Apart from FP people - they need "the first" and "the rest" ;)


http://en.wikipedia.org/wiki/Evenness_of_zero

Learning that such article could exist (it DOES exist), and reading it was a shocking experience to me.


Relevant quote from the article:

'A second-year was "quite convinced" that zero was odd, on the basis that "it is the first number you count"'


"obviously 0 is even"

Sounds like a bit of an odd statement to me.


I feel like some qualification is in order. I can't make any excuses for SOAP (maybe someone else wants to take that up), but COM, at its core, is indeed a simple and dare I even say elegant technology. COM is alive and well on Windows, because it still serves a basic need (cross-language binary interop) and it does so well.

The problem is that COM just couldn't stay simple -- the basic idea of querying an object for reference-counted interfaces was quickly buried under incomprehensible layers of pUnkOuter and IMoniker and apartment states and OLE activation sites and god knows what other stuff that you have to know about but doesn't help you getting work done.

I've seen people who can get carried away adding layers of stuff to something simple and beautiful without ever realizing that it stopped being simple and beautiful quite a while ago, because they still understand everything. Boiling frog design, if you will. I don't know Don Box well enough to tell if he's one of those people, but COM and related technologies seem to have seen a lot of that crowd.


It appears he was of that crowd:

http://news.ycombinator.com/item?id=335734


Good advice from the irrepressible Dijkstra on this matter: "Before embarking on an ambitious project, try to kill it." (http://www.cs.utexas.edu/users/EWD/ewd10xx/EWD1055A.PDF)

If you try honestly and still fail to kill it completely, whatever's left that you can't kill because it seems doable right now is one way to go.


Funny that he has this under "Signs that you shouldn't be a programmer": "you think the presence of code in a program will affect its runtime behavior, even if it is never invoked".

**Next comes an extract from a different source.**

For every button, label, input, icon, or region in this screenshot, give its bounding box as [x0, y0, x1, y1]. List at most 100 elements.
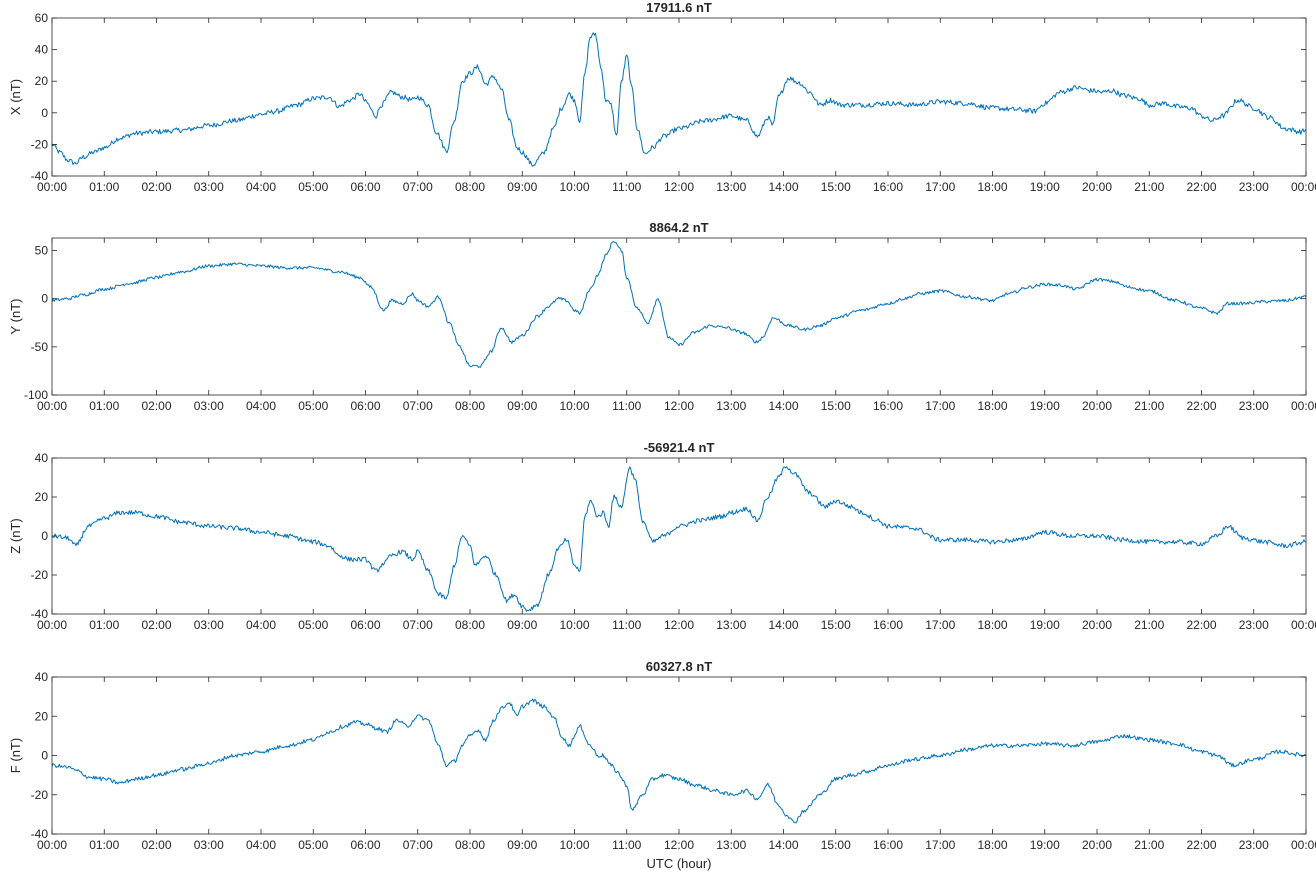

Anyone who has written code in C can probably cite an anecdote where exactly this was the case, be it from a compiler bug or as fallout from a memory corruption bug.

Maybe we should add "does not understand the von Neumann architecture" to the list of signs that you're a mediocre programmer... On second thought, let's not -- the piece is bad enough to begin with. The "alternative careers" sections are just odious, and the whole thing breathes an air of inconstructiveness.


This happens in JVM languages as well. Most optimizing compilers will do things differently depending on what happens elsewhere in a function, even if it's "dead code" (and especially if it's dead code that the compiler is too stupid to realize is dead).

Granted this usually only affects runtime speed, but in some circumstances things can get worse (multithreaded programs are particularly susceptible to such optimizations, especially if they're not written correctly - yes, the real problem may be that you've written your code wrong, but there are very real situations where the presence of dead code can change the optimization path taken enough so that it either works or doesn't, which is a very real effect).

And that's even before we take into account compiler bugs, which just make things worse.


It's quite possible there is none, and they're independent "inventions". There aren't that many four-letter words composed of hex digits (by my reckoning, the only common ones are BABE, BEAD, BEEF, CAFE, DADA, DEAD, DEAF, DEED, FACE, FADE and FEED), and stringing two together to get a magic number must be a popular pastime. In fact, Wikipedia has a list of them at http://en.wikipedia.org/wiki/Magic_number_%28programming%29 under "magic debug values", which demonstrates that 1337 can get you some more.


In the late 90s, I cracked a shareware but didn't do it too well, it was a quick and dirty jump flip; the developer was testing for cracking attempts, and as soon as I left the debugger and stepped back into ring-3 I notice my Windows start button now read "0xDEADBEEF".


It takes some courage to admit that on a site populated by software entrepreneurs.

(I'm not condemning you -- but I do think that cracking shareware is the computer equivalent of meticulously planning how to steal coins from the collection plate at a slum church.)